Although Pope Francis has handed control of translating the liturgy to bishops’ conferences, Cardinal Robert Sarah says the Vatican will still need to approve the translations.
Sarah, who is the Prefect of the Congregation for Divine Worship and the Discipline of the Sacraments, says the Vatican will continue to safeguard any changes and any new liturgical translations to ensure they remain faithful to the original Latin.
He says the change does not replace a 2001 Vatican instruction called Liturgiam Authenticam, issued under St. Pope John Paul II, which calls for a more faithful translation from the original Latin of the Roman Rite.
“There is therefore no noticeable change regarding the imposed standards, and the result which must follow from them for each liturgical book,” he says.
Approving new translations “is by no means a formality, that is to say, a sort of approval which would be granted after a rapid review of the work,” Sarah says.
He points out the new law still presupposes a “detailed review” on the part of the Vatican.
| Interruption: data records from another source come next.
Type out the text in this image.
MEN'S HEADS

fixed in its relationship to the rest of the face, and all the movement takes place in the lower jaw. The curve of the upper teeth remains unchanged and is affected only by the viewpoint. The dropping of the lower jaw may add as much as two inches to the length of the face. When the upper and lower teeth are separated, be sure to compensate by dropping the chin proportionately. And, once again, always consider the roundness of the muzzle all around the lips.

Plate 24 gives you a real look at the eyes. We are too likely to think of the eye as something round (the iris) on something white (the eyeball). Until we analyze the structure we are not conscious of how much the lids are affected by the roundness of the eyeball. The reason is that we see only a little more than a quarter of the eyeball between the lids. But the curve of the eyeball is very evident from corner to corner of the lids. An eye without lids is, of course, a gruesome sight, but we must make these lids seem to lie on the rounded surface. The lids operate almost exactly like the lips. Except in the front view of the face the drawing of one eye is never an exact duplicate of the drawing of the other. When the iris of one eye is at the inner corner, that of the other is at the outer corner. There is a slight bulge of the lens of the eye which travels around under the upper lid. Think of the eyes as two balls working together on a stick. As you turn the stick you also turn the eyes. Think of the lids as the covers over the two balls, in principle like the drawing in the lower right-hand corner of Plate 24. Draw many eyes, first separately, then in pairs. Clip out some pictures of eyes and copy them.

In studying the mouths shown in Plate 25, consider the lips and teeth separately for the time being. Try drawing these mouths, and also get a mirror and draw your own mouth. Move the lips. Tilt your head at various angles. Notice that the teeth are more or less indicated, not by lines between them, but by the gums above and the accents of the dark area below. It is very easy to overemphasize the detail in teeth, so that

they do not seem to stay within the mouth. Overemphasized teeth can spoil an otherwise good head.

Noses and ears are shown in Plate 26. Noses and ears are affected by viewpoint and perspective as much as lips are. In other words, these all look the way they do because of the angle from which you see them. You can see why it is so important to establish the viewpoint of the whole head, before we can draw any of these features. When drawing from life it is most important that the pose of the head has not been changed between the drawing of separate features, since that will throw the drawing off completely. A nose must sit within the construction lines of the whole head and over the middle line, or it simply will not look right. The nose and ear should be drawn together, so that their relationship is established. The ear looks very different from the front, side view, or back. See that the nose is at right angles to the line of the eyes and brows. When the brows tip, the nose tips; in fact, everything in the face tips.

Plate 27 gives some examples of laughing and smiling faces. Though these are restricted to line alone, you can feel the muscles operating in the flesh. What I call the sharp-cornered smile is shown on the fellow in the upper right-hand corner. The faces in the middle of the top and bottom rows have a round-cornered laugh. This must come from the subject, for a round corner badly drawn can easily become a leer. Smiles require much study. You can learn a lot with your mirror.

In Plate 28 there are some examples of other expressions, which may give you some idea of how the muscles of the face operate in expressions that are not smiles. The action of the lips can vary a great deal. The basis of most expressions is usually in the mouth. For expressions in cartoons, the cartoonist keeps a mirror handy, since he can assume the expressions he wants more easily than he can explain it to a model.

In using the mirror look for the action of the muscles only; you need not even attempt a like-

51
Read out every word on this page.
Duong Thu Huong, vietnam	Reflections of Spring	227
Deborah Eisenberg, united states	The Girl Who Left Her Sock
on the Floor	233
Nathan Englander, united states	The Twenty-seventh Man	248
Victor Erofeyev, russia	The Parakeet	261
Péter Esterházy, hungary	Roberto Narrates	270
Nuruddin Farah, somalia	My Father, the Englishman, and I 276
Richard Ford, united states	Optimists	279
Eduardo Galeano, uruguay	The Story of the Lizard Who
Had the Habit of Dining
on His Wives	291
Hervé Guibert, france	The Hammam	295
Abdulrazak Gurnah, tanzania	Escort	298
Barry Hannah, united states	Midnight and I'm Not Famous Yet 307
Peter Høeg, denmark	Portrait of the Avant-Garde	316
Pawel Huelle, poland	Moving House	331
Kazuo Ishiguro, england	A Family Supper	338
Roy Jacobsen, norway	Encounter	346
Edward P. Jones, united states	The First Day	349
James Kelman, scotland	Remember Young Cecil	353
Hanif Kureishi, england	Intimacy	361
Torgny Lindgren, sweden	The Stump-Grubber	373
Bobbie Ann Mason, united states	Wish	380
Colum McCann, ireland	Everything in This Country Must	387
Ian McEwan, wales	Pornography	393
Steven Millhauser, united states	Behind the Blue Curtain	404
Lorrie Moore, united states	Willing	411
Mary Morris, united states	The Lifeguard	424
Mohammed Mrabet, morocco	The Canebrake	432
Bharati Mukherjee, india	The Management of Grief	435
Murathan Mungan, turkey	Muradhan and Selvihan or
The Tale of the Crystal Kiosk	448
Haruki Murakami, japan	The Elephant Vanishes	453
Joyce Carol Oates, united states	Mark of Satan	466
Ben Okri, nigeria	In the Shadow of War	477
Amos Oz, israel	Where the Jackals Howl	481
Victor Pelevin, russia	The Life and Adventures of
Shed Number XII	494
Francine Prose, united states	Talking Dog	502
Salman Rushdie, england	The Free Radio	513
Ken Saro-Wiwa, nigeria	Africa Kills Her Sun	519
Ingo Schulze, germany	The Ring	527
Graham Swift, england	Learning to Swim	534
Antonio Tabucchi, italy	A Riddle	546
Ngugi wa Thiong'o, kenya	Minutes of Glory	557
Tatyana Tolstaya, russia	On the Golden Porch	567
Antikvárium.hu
The Vatican decision is binding, and liturgical texts can’t be published without this approval.
Having said that, Sarah noted the Vatican would “not … ordinarily intervene” in the work of a bishops’ conference before it submits the translation for approval, although it might still be “desirable” for episcopal conferences and the Congregation for Worship to have “preliminary exchanges” and “mutual consultation.”